Fact checking
«Salvini usa la Diciotti per far saltare il governo»
Alessandro D'Amato 24/08/2018
Il sospetto di Montecitorio comunicato al Quirinale: il leader della Lega si è reso conto che le promesse elettorali sono impossibili da realizzare e vuole rompere sui migranti per lucrare consenso elettorale. Ma…
Salvini non vuole affrontare la Legge di Stabilità che rischia di sconfessare tutte le promesse elettorali. Perciò prepara giorno dopo giorno, sui migranti, una via di fuga, un’ipotesi di elezioni anticipate a breve, magari nel 2019 insieme alle Europee. Questa tesi, secondo quanto raccontano oggi Goffredo De Marchis e Alberto D’Argenio su Repubblica, è stata confidata da Roberto Fico, presidente della Camera dall’altroieri impegnato a distribuire Foglie di Fico per coprire il governo sulla Diciotti, ai canali diplomatici che tengono i contatti con la presidenza della Repubblica. E di certo ad occhio ha il suo fascino.
«Salvini usa la Diciotti per far saltare il governo»
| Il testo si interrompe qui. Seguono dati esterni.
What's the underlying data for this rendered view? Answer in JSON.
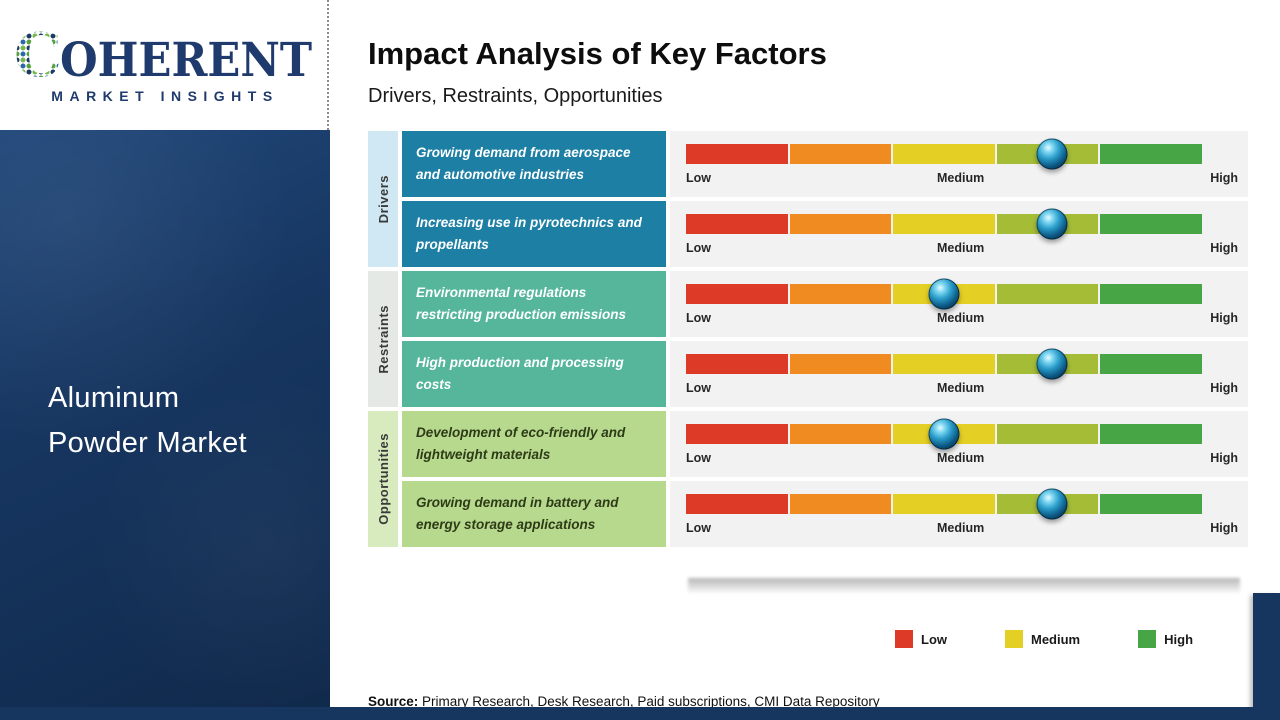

Perché lo stesso Salvini nell’intervista rilasciata oggi al Corriere della Sera sottolinea che “le prove generali di un attacco economico” al governo sono già partite, riferendosi ai 72 miliardi in BtP in fuga dall’Italia da quando è stato varato l’esecutivo gialloverde ed è evidente che la Lega ha capito che sarà impossibile seguire la strada delle promesse elettorali senza generare una nuova crisi dello spread che né Conte né Tria saranno poi in grado di affrontare e governare a causa dell’assoluta mancanza di mezzi tecnici. Per questo l’ipotesi che Salvini voglia rompere fa il paio con l’atteggiamento del leader della Lega, che da due giorni invita persino la magistratura ad indagarlo perché sa che andarsene con le stimmate del martire può costituire un bonus da giocarsi al prossimo appuntamento elettorale.
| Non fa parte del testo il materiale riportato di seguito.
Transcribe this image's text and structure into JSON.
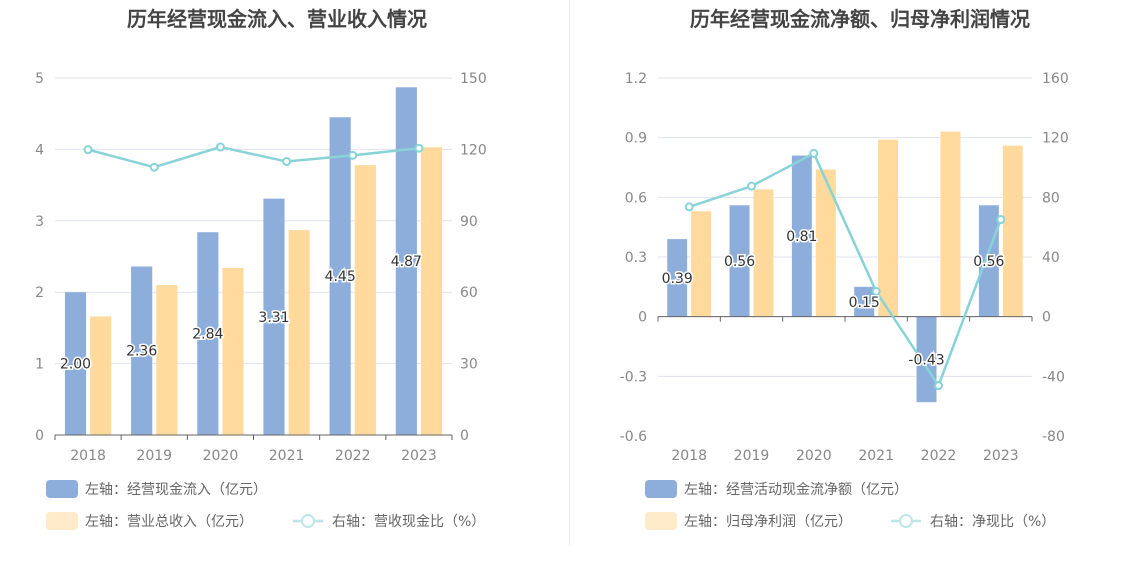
{
  "colors": {
    "blue": "#8DAEDB",
    "orange": "#FFDA9C",
    "orange_legend": "#FFEBC9",
    "line": "#88D3D8",
    "grid": "#DFE3EF",
    "axis_text": "#888888",
    "title_text": "#444444",
    "legend_text": "#666666"
  },
  "chart_data": [
    {
      "type": "bar+line",
      "title": "历年经营现金流入、营业收入情况",
      "categories": [
        "2018",
        "2019",
        "2020",
        "2021",
        "2022",
        "2023"
      ],
      "left_axis": {
        "ticks": [
          "0",
          "1",
          "2",
          "3",
          "4",
          "5"
        ],
        "min": 0,
        "max": 5
      },
      "right_axis": {
        "ticks": [
          "0",
          "30",
          "60",
          "90",
          "120",
          "150"
        ],
        "min": 0,
        "max": 150
      },
      "series": [
        {
          "name": "左轴：经营现金流入（亿元）",
          "axis": "left",
          "kind": "bar",
          "color": "#8DAEDB",
          "values": [
            2.0,
            2.36,
            2.84,
            3.31,
            4.45,
            4.87
          ],
          "labels": [
            "2.00",
            "2.36",
            "2.84",
            "3.31",
            "4.45",
            "4.87"
          ]
        },
        {
          "name": "左轴：营业总收入（亿元）",
          "axis": "left",
          "kind": "bar",
          "color": "#FFDA9C",
          "values": [
            1.66,
            2.1,
            2.34,
            2.87,
            3.78,
            4.03
          ]
        },
        {
          "name": "右轴：营收现金比（%）",
          "axis": "right",
          "kind": "line",
          "color": "#88D3D8",
          "values": [
            119.9,
            112.5,
            121.0,
            114.9,
            117.5,
            120.5
          ]
        }
      ],
      "grid": true,
      "legend_position": "bottom-left"
    },
    {
      "type": "bar+line",
      "title": "历年经营现金流净额、归母净利润情况",
      "categories": [
        "2018",
        "2019",
        "2020",
        "2021",
        "2022",
        "2023"
      ],
      "left_axis": {
        "ticks": [
          "-0.6",
          "-0.3",
          "0",
          "0.3",
          "0.6",
          "0.9",
          "1.2"
        ],
        "min": -0.6,
        "max": 1.2
      },
      "right_axis": {
        "ticks": [
          "-80",
          "-40",
          "0",
          "40",
          "80",
          "120",
          "160"
        ],
        "min": -80,
        "max": 160
      },
      "series": [
        {
          "name": "左轴：经营活动现金流净额（亿元）",
          "axis": "left",
          "kind": "bar",
          "color": "#8DAEDB",
          "values": [
            0.39,
            0.56,
            0.81,
            0.15,
            -0.43,
            0.56
          ],
          "labels": [
            "0.39",
            "0.56",
            "0.81",
            "0.15",
            "-0.43",
            "0.56"
          ]
        },
        {
          "name": "左轴：归母净利润（亿元）",
          "axis": "left",
          "kind": "bar",
          "color": "#FFDA9C",
          "values": [
            0.53,
            0.64,
            0.74,
            0.89,
            0.93,
            0.86
          ]
        },
        {
          "name": "右轴：净现比（%）",
          "axis": "right",
          "kind": "line",
          "color": "#88D3D8",
          "values": [
            73.6,
            87.5,
            109.5,
            16.9,
            -46.2,
            65.1
          ]
        }
      ],
      "grid": true,
      "legend_position": "bottom-left"
    }
  ]
}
D’altro canto anche le parole del sottosegretario alla presidenza del Consiglio Giancarlo Giorgetti, poi arditamente rettificate, ventilavano l’affascinante complotto dei Poteri Forti contro Dolce Remì per l’ennesima volta, anche se è chiaro a tutti che le vendite delle obbligazioni italiane da parte degli investitori esteri non sono guidate dalla manina di Sauron ma dalla prudenza di chi ha investito i suoi soldi in prodotti finanziari che credeva sicuri e che oggi ritiene non lo siano più perché non apprezza i giochi di parole di Di Maio (il che è comprensibile).
Il grande ritorno del ricatto dei contributori netti
Infatti ieri proprio Di Maio, per non farsi scavalcare da Salvini, è tornato a minacciare di non pagare “i 20 miliardi di contributi annui all’Unione se la Commissione non ci viene incontro con la ricollocazione dei migranti della Diciotti”. Non sa, il ministro del Lavoro e dello Sviluppo, che in realtà l’Italia è contributore netto, sì, ma per 2,5 miliardi, lo 0,5 del PIL dell’UE. Non nota, il vicepresidente del Consiglio, che così l’Italia non riceverebbe più i fondi UE con stop ai progetti per il Sud e, soprattutto, farebbe il primo passo verso l’uscita dall’Unione Europea e dall’euro. Con tutte le conseguenze possibili ed immaginabili per la stabilità del governo che Di Maio presiede per interposta persona. Gli conviene?
Senza contare che non bisognerebbe sottovalutare l’ipotesi che anche in Europa si siano stufati di essere ricattati e possano anche decidere di lasciare l’Italia a risolversi il problema da sé, giusto per evitare di tirare la volata a Salvini per le prossime Europee come invece sembra intenzionato a fare Di Maio.